Ours is a racially and politically polarized world with distinct and diverse social/economic cultures and micro- cultures. Beliefs are consistently inconsistent and subject to change with how each moment makes one feel about oneself. Accountability is scarce, and commitment to faith, and the Church has been down-graded to fit any given moment’s convenience and feelings. “The place to stay they say is gray” – neutral and subjective.
According to Dr. Stephen Isaac, “woke” culture is a contradiction. Â Our culture is anything but neutral and subjective. We are deeply divided and polarized. In reality, this means one can have an opinion without being invested or accountable to anyone other than oneself, spewing but never allowing for feed-back. The Neo-American culture masks itself (sometimes literally) through identity politics, hate-speech, race-baiting, moral subjectivity, and gender-neutralism. Some would describe this as intellectually and emotionally “woke” to civil, social, moral, and genetic freedoms. In reality, it has little to do with intellectual enlightenment and everything to do with the human appetite for having what we want when we want it, regardless of the cost or consequence to conscience or community.

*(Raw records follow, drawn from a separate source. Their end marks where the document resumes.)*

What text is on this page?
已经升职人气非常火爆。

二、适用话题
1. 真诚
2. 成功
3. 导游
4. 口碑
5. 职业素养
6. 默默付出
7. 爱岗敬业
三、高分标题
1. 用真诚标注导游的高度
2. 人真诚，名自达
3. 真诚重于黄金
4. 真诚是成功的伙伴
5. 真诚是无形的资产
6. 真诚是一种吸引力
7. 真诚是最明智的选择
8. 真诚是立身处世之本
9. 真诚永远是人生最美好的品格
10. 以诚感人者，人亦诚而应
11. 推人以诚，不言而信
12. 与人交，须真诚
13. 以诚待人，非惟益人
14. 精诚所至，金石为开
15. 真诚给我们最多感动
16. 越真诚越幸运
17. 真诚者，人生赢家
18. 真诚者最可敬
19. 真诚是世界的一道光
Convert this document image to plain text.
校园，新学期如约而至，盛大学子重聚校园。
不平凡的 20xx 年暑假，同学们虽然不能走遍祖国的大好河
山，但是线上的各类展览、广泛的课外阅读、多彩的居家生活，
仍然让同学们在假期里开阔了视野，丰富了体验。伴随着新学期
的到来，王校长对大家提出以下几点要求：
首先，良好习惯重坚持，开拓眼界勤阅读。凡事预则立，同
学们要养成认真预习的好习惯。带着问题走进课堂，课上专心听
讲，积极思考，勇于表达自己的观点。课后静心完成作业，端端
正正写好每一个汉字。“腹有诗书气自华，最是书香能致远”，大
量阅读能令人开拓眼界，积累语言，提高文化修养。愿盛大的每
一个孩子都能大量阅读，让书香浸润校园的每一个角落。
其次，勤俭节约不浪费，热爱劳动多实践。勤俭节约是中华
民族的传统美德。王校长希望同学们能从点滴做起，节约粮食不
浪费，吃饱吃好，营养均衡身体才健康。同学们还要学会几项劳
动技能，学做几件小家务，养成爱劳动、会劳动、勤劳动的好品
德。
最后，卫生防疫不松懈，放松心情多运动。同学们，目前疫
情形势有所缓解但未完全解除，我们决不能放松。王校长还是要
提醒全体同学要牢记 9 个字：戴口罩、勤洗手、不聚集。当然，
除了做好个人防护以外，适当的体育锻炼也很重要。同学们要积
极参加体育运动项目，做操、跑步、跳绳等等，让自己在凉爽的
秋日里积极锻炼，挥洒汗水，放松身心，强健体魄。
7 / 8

The global technopoly creates, determines, and virtually feeds the appetite. This behavior is the very definition of nihilism. The Latin word “nihil” means that human values are baseless, that life is meaningless, that absolute knowledge is impossible, and that moral standards do not exist.
Nihilism is the cultural reality and challenge of the present-day Christian Church. How does the Church provide community and home-place for that?
Dr. Stephen Isaac states, “You will not like this answer, but it is true. The Church cannot – only the love of Christ can. His love moves through us out beyond the Church, beyond ourselves and our limits, to love those we believe unlovable. “
Dr. Stephen Isaac’s book, “Love Beyond Love” articulates the very specific mandate of the Christian faith for followers of Christ.  Regardless of culture, Christians are called to loving beyond our own capabilities, growing into the place where He is first, we are last, and yet with strange certainty we know we are His priority.